Science, we are told, in its abstract objectivity is one, immutable, unaltered: it is removed from the danger of error and of human fallibility, and protected from the alternate succession of ignorance and discovery; incapable therefore of progressing and of developing because it was complete from the very beginning, and is eternally perfect. But such a Science is quite different from the one which grows in the life of culture, and is the free formation of the human personality. 149 This one is ever changing, always admitting all possible transformations, different from individual to individual, and different also in the mind of the same person.
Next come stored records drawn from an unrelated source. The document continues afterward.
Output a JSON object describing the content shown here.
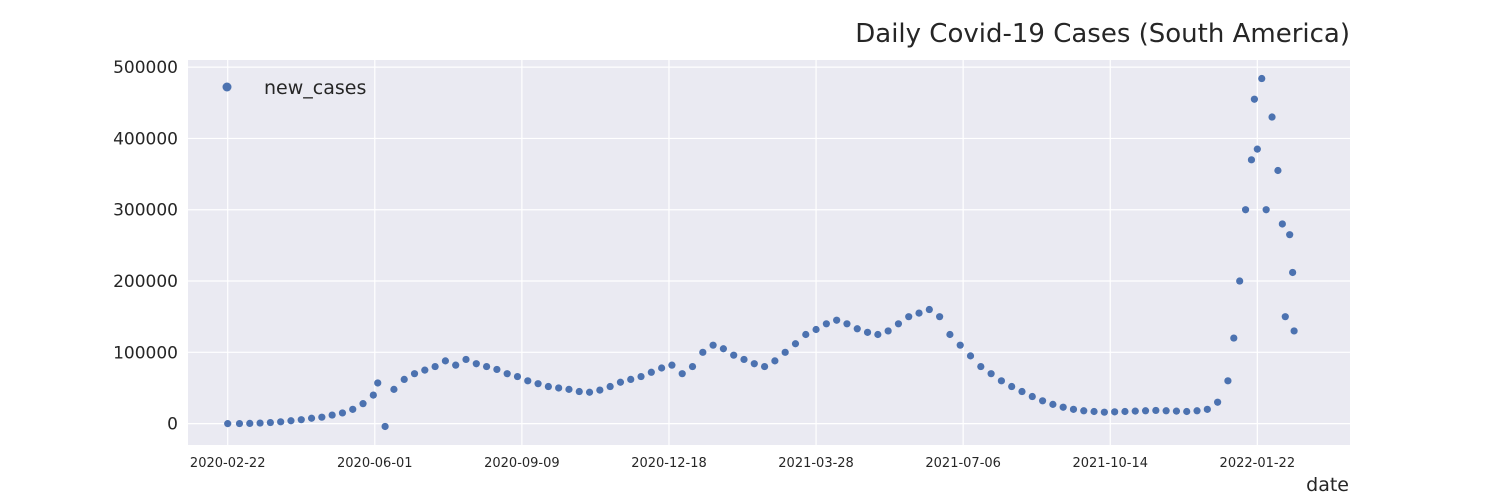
{
  "chart_data": {
    "type": "scatter",
    "title": "Daily Covid-19 Cases (South America)",
    "xlabel": "date",
    "ylabel": "",
    "x_ticks": [
      "2020-02-22",
      "2020-06-01",
      "2020-09-09",
      "2020-12-18",
      "2021-03-28",
      "2021-07-06",
      "2021-10-14",
      "2022-01-22"
    ],
    "y_ticks": [
      "0",
      "100000",
      "200000",
      "300000",
      "400000",
      "500000"
    ],
    "xlim": [
      "2020-01-26",
      "2022-03-26"
    ],
    "ylim": [
      -30000,
      510000
    ],
    "legend": {
      "position": "top-left",
      "entries": [
        "new_cases"
      ]
    },
    "grid": true,
    "colors": {
      "marker": "#4c72b0",
      "background": "#eaeaf2",
      "grid": "#ffffff"
    },
    "series": [
      {
        "name": "new_cases",
        "points": [
          [
            "2020-02-22",
            0
          ],
          [
            "2020-03-01",
            100
          ],
          [
            "2020-03-08",
            300
          ],
          [
            "2020-03-15",
            800
          ],
          [
            "2020-03-22",
            1500
          ],
          [
            "2020-03-29",
            2500
          ],
          [
            "2020-04-05",
            4000
          ],
          [
            "2020-04-12",
            5500
          ],
          [
            "2020-04-19",
            7500
          ],
          [
            "2020-04-26",
            9000
          ],
          [
            "2020-05-03",
            12000
          ],
          [
            "2020-05-10",
            15000
          ],
          [
            "2020-05-17",
            20000
          ],
          [
            "2020-05-24",
            28000
          ],
          [
            "2020-05-31",
            40000
          ],
          [
            "2020-06-03",
            57000
          ],
          [
            "2020-06-08",
            -4000
          ],
          [
            "2020-06-14",
            48000
          ],
          [
            "2020-06-21",
            62000
          ],
          [
            "2020-06-28",
            70000
          ],
          [
            "2020-07-05",
            75000
          ],
          [
            "2020-07-12",
            80000
          ],
          [
            "2020-07-19",
            88000
          ],
          [
            "2020-07-26",
            82000
          ],
          [
            "2020-08-02",
            90000
          ],
          [
            "2020-08-09",
            84000
          ],
          [
            "2020-08-16",
            80000
          ],
          [
            "2020-08-23",
            76000
          ],
          [
            "2020-08-30",
            70000
          ],
          [
            "2020-09-06",
            66000
          ],
          [
            "2020-09-13",
            60000
          ],
          [
            "2020-09-20",
            56000
          ],
          [
            "2020-09-27",
            52000
          ],
          [
            "2020-10-04",
            50000
          ],
          [
            "2020-10-11",
            48000
          ],
          [
            "2020-10-18",
            45000
          ],
          [
            "2020-10-25",
            44000
          ],
          [
            "2020-11-01",
            47000
          ],
          [
            "2020-11-08",
            52000
          ],
          [
            "2020-11-15",
            58000
          ],
          [
            "2020-11-22",
            62000
          ],
          [
            "2020-11-29",
            66000
          ],
          [
            "2020-12-06",
            72000
          ],
          [
            "2020-12-13",
            78000
          ],
          [
            "2020-12-20",
            82000
          ],
          [
            "2020-12-27",
            70000
          ],
          [
            "2021-01-03",
            80000
          ],
          [
            "2021-01-10",
            100000
          ],
          [
            "2021-01-17",
            110000
          ],
          [
            "2021-01-24",
            105000
          ],
          [
            "2021-01-31",
            96000
          ],
          [
            "2021-02-07",
            90000
          ],
          [
            "2021-02-14",
            84000
          ],
          [
            "2021-02-21",
            80000
          ],
          [
            "2021-02-28",
            88000
          ],
          [
            "2021-03-07",
            100000
          ],
          [
            "2021-03-14",
            112000
          ],
          [
            "2021-03-21",
            125000
          ],
          [
            "2021-03-28",
            132000
          ],
          [
            "2021-04-04",
            140000
          ],
          [
            "2021-04-11",
            145000
          ],
          [
            "2021-04-18",
            140000
          ],
          [
            "2021-04-25",
            133000
          ],
          [
            "2021-05-02",
            128000
          ],
          [
            "2021-05-09",
            125000
          ],
          [
            "2021-05-16",
            130000
          ],
          [
            "2021-05-23",
            140000
          ],
          [
            "2021-05-30",
            150000
          ],
          [
            "2021-06-06",
            155000
          ],
          [
            "2021-06-13",
            160000
          ],
          [
            "2021-06-20",
            150000
          ],
          [
            "2021-06-27",
            125000
          ],
          [
            "2021-07-04",
            110000
          ],
          [
            "2021-07-11",
            95000
          ],
          [
            "2021-07-18",
            80000
          ],
          [
            "2021-07-25",
            70000
          ],
          [
            "2021-08-01",
            60000
          ],
          [
            "2021-08-08",
            52000
          ],
          [
            "2021-08-15",
            45000
          ],
          [
            "2021-08-22",
            38000
          ],
          [
            "2021-08-29",
            32000
          ],
          [
            "2021-09-05",
            27000
          ],
          [
            "2021-09-12",
            23000
          ],
          [
            "2021-09-19",
            20000
          ],
          [
            "2021-09-26",
            18000
          ],
          [
            "2021-10-03",
            17000
          ],
          [
            "2021-10-10",
            16000
          ],
          [
            "2021-10-17",
            16500
          ],
          [
            "2021-10-24",
            17000
          ],
          [
            "2021-10-31",
            17500
          ],
          [
            "2021-11-07",
            18000
          ],
          [
            "2021-11-14",
            18500
          ],
          [
            "2021-11-21",
            18000
          ],
          [
            "2021-11-28",
            17500
          ],
          [
            "2021-12-05",
            17000
          ],
          [
            "2021-12-12",
            18000
          ],
          [
            "2021-12-19",
            20000
          ],
          [
            "2021-12-26",
            30000
          ],
          [
            "2022-01-02",
            60000
          ],
          [
            "2022-01-06",
            120000
          ],
          [
            "2022-01-10",
            200000
          ],
          [
            "2022-01-14",
            300000
          ],
          [
            "2022-01-18",
            370000
          ],
          [
            "2022-01-20",
            455000
          ],
          [
            "2022-01-22",
            385000
          ],
          [
            "2022-01-25",
            484000
          ],
          [
            "2022-01-28",
            300000
          ],
          [
            "2022-02-01",
            430000
          ],
          [
            "2022-02-05",
            355000
          ],
          [
            "2022-02-08",
            280000
          ],
          [
            "2022-02-10",
            150000
          ],
          [
            "2022-02-13",
            265000
          ],
          [
            "2022-02-15",
            212000
          ],
          [
            "2022-02-16",
            130000
          ]
        ]
      }
    ]
  }
}
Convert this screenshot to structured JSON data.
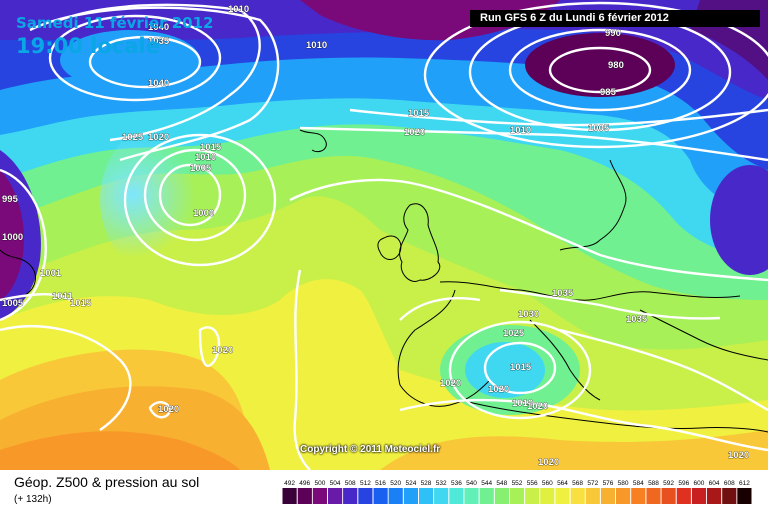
{
  "header": {
    "date_text": "Samedi 11 février 2012",
    "time_text": "19:00 locale",
    "run_text": "Run GFS 6 Z du Lundi 6 février 2012"
  },
  "footer": {
    "title": "Géop. Z500 & pression au sol",
    "forecast_hour": "(+ 132h)",
    "copyright": "Copyright © 2011 Meteociel.fr"
  },
  "legend": {
    "values": [
      "492",
      "496",
      "500",
      "504",
      "508",
      "512",
      "516",
      "520",
      "524",
      "528",
      "532",
      "536",
      "540",
      "544",
      "548",
      "552",
      "556",
      "560",
      "564",
      "568",
      "572",
      "576",
      "580",
      "584",
      "588",
      "592",
      "596",
      "600",
      "604",
      "608",
      "612"
    ],
    "colors": [
      "#3a0038",
      "#5c0058",
      "#7a0a7a",
      "#6a1aa8",
      "#4828c8",
      "#2844e0",
      "#1860f0",
      "#1a80f6",
      "#20a0f8",
      "#30c0f8",
      "#40d8f0",
      "#50e8d8",
      "#60f0b8",
      "#70f090",
      "#88f070",
      "#a8f058",
      "#c8f048",
      "#e0f040",
      "#f0f040",
      "#f8e040",
      "#f8c838",
      "#f8b030",
      "#f89828",
      "#f88020",
      "#f06820",
      "#e85020",
      "#e03020",
      "#c82020",
      "#a81818",
      "#701010",
      "#180000"
    ]
  },
  "isobars": [
    "1040",
    "1035",
    "1010",
    "1010",
    "1040",
    "1025",
    "1020",
    "1015",
    "1010",
    "1005",
    "1000",
    "1015",
    "1020",
    "1010",
    "1005",
    "990",
    "980",
    "985",
    "1000",
    "1001",
    "1005",
    "1011",
    "1015",
    "1035",
    "1030",
    "1025",
    "1035",
    "1015",
    "1020",
    "1020",
    "1020",
    "1010",
    "1020",
    "1020",
    "1020",
    "1020",
    "995"
  ]
}
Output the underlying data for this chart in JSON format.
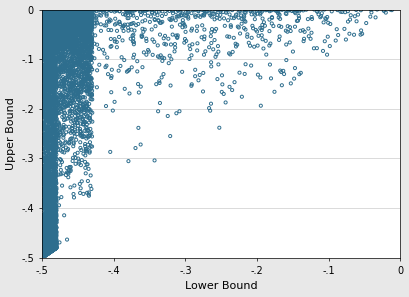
{
  "xlabel": "Lower Bound",
  "ylabel": "Upper Bound",
  "xlim": [
    -0.5,
    0.0
  ],
  "ylim": [
    -0.5,
    0.0
  ],
  "xticks": [
    -0.5,
    -0.4,
    -0.3,
    -0.2,
    -0.1,
    0.0
  ],
  "yticks": [
    -0.5,
    -0.4,
    -0.3,
    -0.2,
    -0.1,
    0.0
  ],
  "xtick_labels": [
    "-.5",
    "-.4",
    "-.3",
    "-.2",
    "-.1",
    "0"
  ],
  "ytick_labels": [
    "-.5",
    "-.4",
    "-.3",
    "-.2",
    "-.1",
    "0"
  ],
  "marker_color": "#2E6E8E",
  "marker_facecolor": "none",
  "marker_size": 5,
  "marker_linewidth": 0.7,
  "background_color": "#E8E8E8",
  "plot_bg_color": "#FFFFFF",
  "seed": 42,
  "xlabel_fontsize": 8,
  "ylabel_fontsize": 8,
  "tick_fontsize": 7,
  "grid_color": "#CCCCCC",
  "grid_linewidth": 0.5
}
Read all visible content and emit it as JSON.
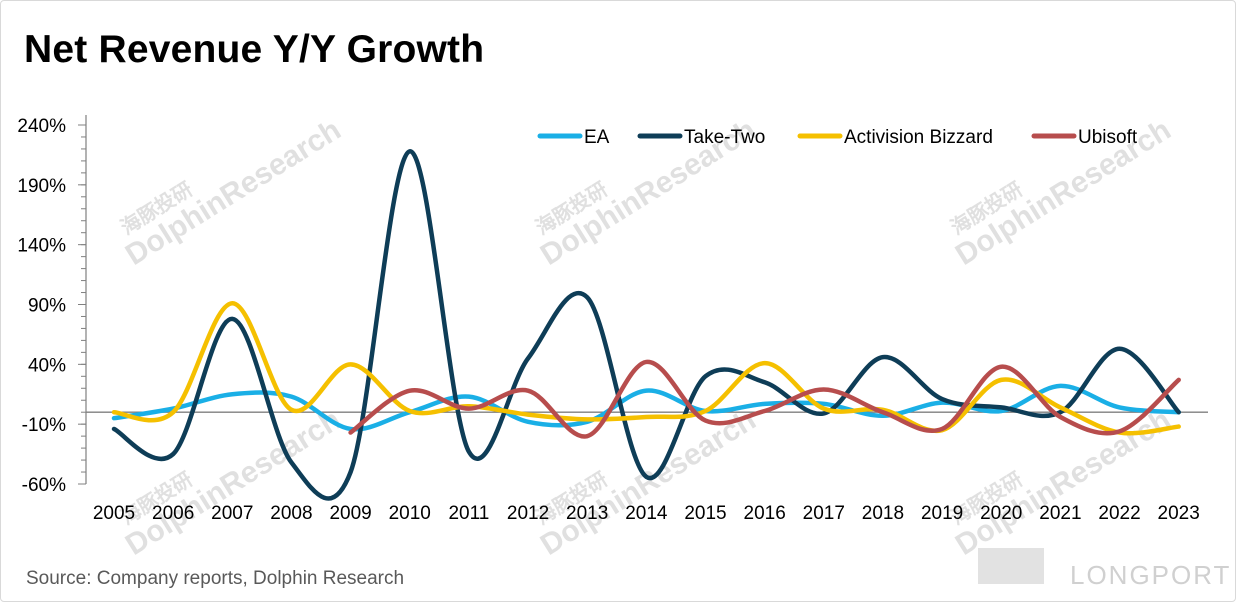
{
  "title": "Net Revenue Y/Y Growth",
  "source": "Source: Company reports, Dolphin Research",
  "watermark": {
    "brand_cn": "海豚投研",
    "brand_en": "DolphinResearch",
    "logo": "LONGPORT"
  },
  "chart_data": {
    "type": "line",
    "title": "Net Revenue Y/Y Growth",
    "xlabel": "",
    "ylabel": "",
    "ylim": [
      -60,
      240
    ],
    "yticks": [
      -60,
      -10,
      40,
      90,
      140,
      190,
      240
    ],
    "ytick_labels": [
      "-60%",
      "-10%",
      "40%",
      "90%",
      "140%",
      "190%",
      "240%"
    ],
    "x": [
      "2005",
      "2006",
      "2007",
      "2008",
      "2009",
      "2010",
      "2011",
      "2012",
      "2013",
      "2014",
      "2015",
      "2016",
      "2017",
      "2018",
      "2019",
      "2020",
      "2021",
      "2022",
      "2023"
    ],
    "legend_position": "top-right",
    "grid": false,
    "series": [
      {
        "name": "EA",
        "color": "#1aafe6",
        "values": [
          -5,
          3,
          15,
          13,
          -14,
          0,
          13,
          -8,
          -8,
          18,
          1,
          7,
          7,
          -3,
          8,
          1,
          22,
          4,
          0
        ]
      },
      {
        "name": "Take-Two",
        "color": "#0e3d57",
        "values": [
          -14,
          -35,
          78,
          -42,
          -50,
          218,
          -33,
          45,
          96,
          -54,
          30,
          25,
          -1,
          46,
          11,
          4,
          0,
          53,
          0
        ]
      },
      {
        "name": "Activision Bizzard",
        "color": "#f5c000",
        "values": [
          0,
          0,
          91,
          2,
          40,
          1,
          5,
          -2,
          -6,
          -4,
          1,
          41,
          3,
          2,
          -15,
          27,
          4,
          -17,
          -12
        ]
      },
      {
        "name": "Ubisoft",
        "color": "#b74d4d",
        "values": [
          null,
          null,
          null,
          null,
          -17,
          18,
          3,
          18,
          -20,
          42,
          -7,
          1,
          19,
          0,
          -14,
          38,
          -4,
          -16,
          27
        ]
      }
    ]
  }
}
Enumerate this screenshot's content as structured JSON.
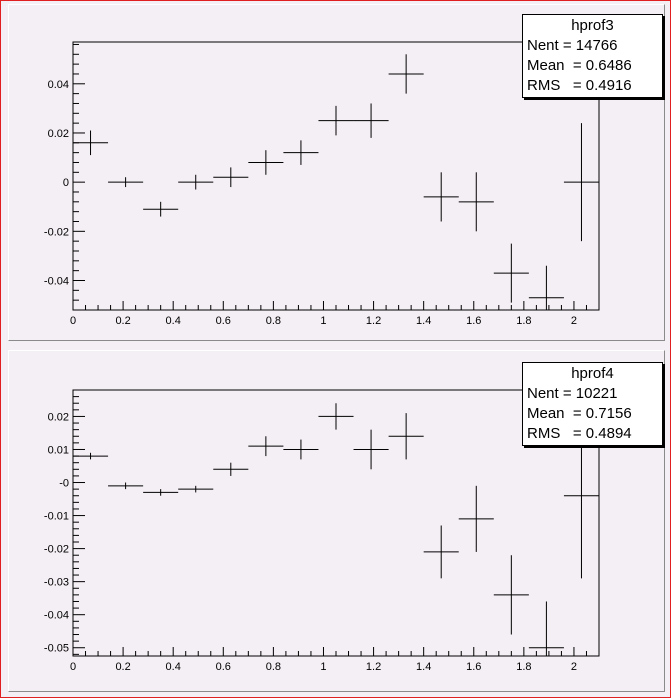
{
  "colors": {
    "canvas_bg": "#f4eff4",
    "frame": "#e02020",
    "plot_frame": "#000000",
    "stats_bg": "#ffffff"
  },
  "chart_data": [
    {
      "type": "scatter",
      "title": "",
      "xlabel": "",
      "ylabel": "",
      "xlim": [
        0,
        2.1
      ],
      "ylim": [
        -0.052,
        0.057
      ],
      "x_ticks": [
        0,
        0.2,
        0.4,
        0.6,
        0.8,
        1,
        1.2,
        1.4,
        1.6,
        1.8,
        2
      ],
      "x_tick_labels": [
        "0",
        "0.2",
        "0.4",
        "0.6",
        "0.8",
        "1",
        "1.2",
        "1.4",
        "1.6",
        "1.8",
        "2"
      ],
      "y_ticks": [
        -0.04,
        -0.02,
        0,
        0.02,
        0.04
      ],
      "y_tick_labels": [
        "-0.04",
        "-0.02",
        "0",
        "0.02",
        "0.04"
      ],
      "grid": false,
      "legend": "top-right",
      "bin_width": 0.14,
      "series": [
        {
          "x": [
            0.07,
            0.21,
            0.35,
            0.49,
            0.63,
            0.77,
            0.91,
            1.05,
            1.19,
            1.33,
            1.47,
            1.61,
            1.75,
            1.89,
            2.03
          ],
          "y": [
            0.016,
            0.0,
            -0.011,
            0.0,
            0.002,
            0.008,
            0.012,
            0.025,
            0.025,
            0.044,
            -0.006,
            -0.008,
            -0.037,
            -0.047,
            0.0
          ],
          "yerr": [
            0.005,
            0.002,
            0.003,
            0.003,
            0.004,
            0.005,
            0.005,
            0.006,
            0.007,
            0.008,
            0.01,
            0.012,
            0.012,
            0.013,
            0.024
          ]
        }
      ],
      "stats": {
        "name": "hprof3",
        "rows": [
          {
            "label": "Nent",
            "value": "14766",
            "text": "Nent = 14766"
          },
          {
            "label": "Mean",
            "value": "0.6486",
            "text": "Mean  = 0.6486"
          },
          {
            "label": "RMS",
            "value": "0.4916",
            "text": "RMS   = 0.4916"
          }
        ]
      }
    },
    {
      "type": "scatter",
      "title": "",
      "xlabel": "",
      "ylabel": "",
      "xlim": [
        0,
        2.1
      ],
      "ylim": [
        -0.0525,
        0.028
      ],
      "x_ticks": [
        0,
        0.2,
        0.4,
        0.6,
        0.8,
        1,
        1.2,
        1.4,
        1.6,
        1.8,
        2
      ],
      "x_tick_labels": [
        "0",
        "0.2",
        "0.4",
        "0.6",
        "0.8",
        "1",
        "1.2",
        "1.4",
        "1.6",
        "1.8",
        "2"
      ],
      "y_ticks": [
        -0.05,
        -0.04,
        -0.03,
        -0.02,
        -0.01,
        0,
        0.01,
        0.02
      ],
      "y_tick_labels": [
        "-0.05",
        "-0.04",
        "-0.03",
        "-0.02",
        "-0.01",
        "-0",
        "0.01",
        "0.02"
      ],
      "grid": false,
      "legend": "top-right",
      "bin_width": 0.14,
      "series": [
        {
          "x": [
            0.07,
            0.21,
            0.35,
            0.49,
            0.63,
            0.77,
            0.91,
            1.05,
            1.19,
            1.33,
            1.47,
            1.61,
            1.75,
            1.89,
            2.03
          ],
          "y": [
            0.008,
            -0.001,
            -0.003,
            -0.002,
            0.004,
            0.011,
            0.01,
            0.02,
            0.01,
            0.014,
            -0.021,
            -0.011,
            -0.034,
            -0.05,
            -0.004
          ],
          "yerr": [
            0.001,
            0.001,
            0.001,
            0.001,
            0.002,
            0.003,
            0.003,
            0.004,
            0.006,
            0.007,
            0.008,
            0.01,
            0.012,
            0.014,
            0.025
          ]
        }
      ],
      "stats": {
        "name": "hprof4",
        "rows": [
          {
            "label": "Nent",
            "value": "10221",
            "text": "Nent = 10221"
          },
          {
            "label": "Mean",
            "value": "0.7156",
            "text": "Mean  = 0.7156"
          },
          {
            "label": "RMS",
            "value": "0.4894",
            "text": "RMS   = 0.4894"
          }
        ]
      }
    }
  ]
}
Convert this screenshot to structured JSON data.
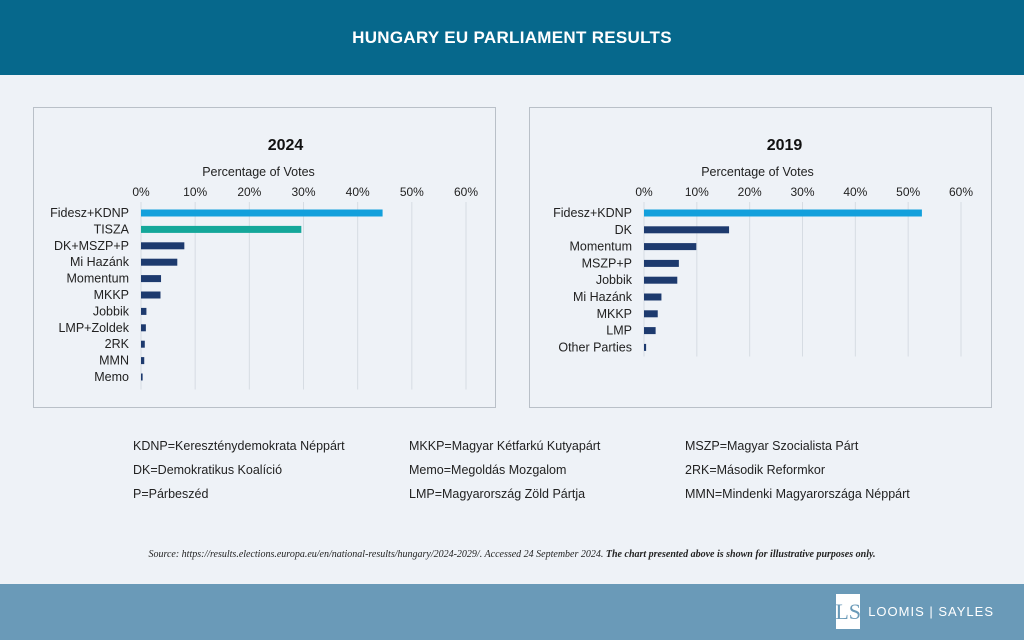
{
  "header": {
    "title": "HUNGARY EU PARLIAMENT RESULTS"
  },
  "chart_data": [
    {
      "type": "bar",
      "orientation": "horizontal",
      "title": "2024",
      "xlabel": "Percentage of Votes",
      "xlim": [
        0,
        60
      ],
      "xticks": [
        "0%",
        "10%",
        "20%",
        "30%",
        "40%",
        "50%",
        "60%"
      ],
      "categories": [
        "Fidesz+KDNP",
        "TISZA",
        "DK+MSZP+P",
        "Mi Hazánk",
        "Momentum",
        "MKKP",
        "Jobbik",
        "LMP+Zoldek",
        "2RK",
        "MMN",
        "Memo"
      ],
      "values": [
        44.6,
        29.6,
        8.0,
        6.7,
        3.7,
        3.6,
        1.0,
        0.9,
        0.7,
        0.6,
        0.3
      ],
      "colors": [
        "#13a0dc",
        "#14a79a",
        "#1d3a6e",
        "#1d3a6e",
        "#1d3a6e",
        "#1d3a6e",
        "#1d3a6e",
        "#1d3a6e",
        "#1d3a6e",
        "#1d3a6e",
        "#1d3a6e"
      ]
    },
    {
      "type": "bar",
      "orientation": "horizontal",
      "title": "2019",
      "xlabel": "Percentage of Votes",
      "xlim": [
        0,
        60
      ],
      "xticks": [
        "0%",
        "10%",
        "20%",
        "30%",
        "40%",
        "50%",
        "60%"
      ],
      "categories": [
        "Fidesz+KDNP",
        "DK",
        "Momentum",
        "MSZP+P",
        "Jobbik",
        "Mi Hazánk",
        "MKKP",
        "LMP",
        "Other Parties"
      ],
      "values": [
        52.6,
        16.1,
        9.9,
        6.6,
        6.3,
        3.3,
        2.6,
        2.2,
        0.4
      ],
      "colors": [
        "#13a0dc",
        "#1d3a6e",
        "#1d3a6e",
        "#1d3a6e",
        "#1d3a6e",
        "#1d3a6e",
        "#1d3a6e",
        "#1d3a6e",
        "#1d3a6e"
      ]
    }
  ],
  "legend": {
    "col1": [
      "KDNP=Kereszténydemokrata Néppárt",
      "DK=Demokratikus Koalíció",
      "P=Párbeszéd"
    ],
    "col2": [
      "MKKP=Magyar Kétfarkú Kutyapárt",
      "Memo=Megoldás Mozgalom",
      "LMP=Magyarország Zöld Pártja"
    ],
    "col3": [
      "MSZP=Magyar Szocialista Párt",
      "2RK=Második Reformkor",
      "MMN=Mindenki Magyarországa Néppárt"
    ]
  },
  "source": {
    "text": "Source: https://results.elections.europa.eu/en/national-results/hungary/2024-2029/. Accessed 24 September 2024. ",
    "bold": "The chart presented above is shown for illustrative purposes only."
  },
  "footer": {
    "logo_text": "LOOMIS | SAYLES",
    "logo_mark": "LS"
  }
}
It lives only on condition that it never fix itself, that it never crystallise, that it place no limits to its development; it continues to be in virtue of its power to grow, to modify itself, to integrate itself and incessantly to develop. Science as culture, as personality, is free, perennially becoming, stirred by ethical impulses, multiple, varied. If we fix the method, it indicates that we are dealing with science realistically considered as pre-existing, and we can therefore have only one sole, definite, immutable method,—one for everybody, and devoid of freedom, not susceptible of development, refractory to all moral evaluation. We should have then a rigid law of the spirit, as compelling as the laws of nature. But by obedience to such a principle, the spirit could not affirm itself: such compliance is surrender and abdication, not the realisation of some good. The most that could be said of it is that perhaps it prevents or annuls an evil which alienates us from a primitive good which is not ours, and not being ours cannot truly be good.
A fixed method forces the spirit into this hopeless dilemma: (1) Either refuse to submit, and thus save life at the cost of all that makes life worth living—propter vitam vivendi perdere causas (which evidently would be the case, if we consider that the spirit lives 150 solely on condition that it recognise no pre-established laws, that it be free from the bondage of nature, that it create its own law, its own world, freely; and that, on the other hand, the cause of living, what constitutes the worth of life, is that enhancement of the spirit’s reality which realises itself in science, and therefore in the method of science).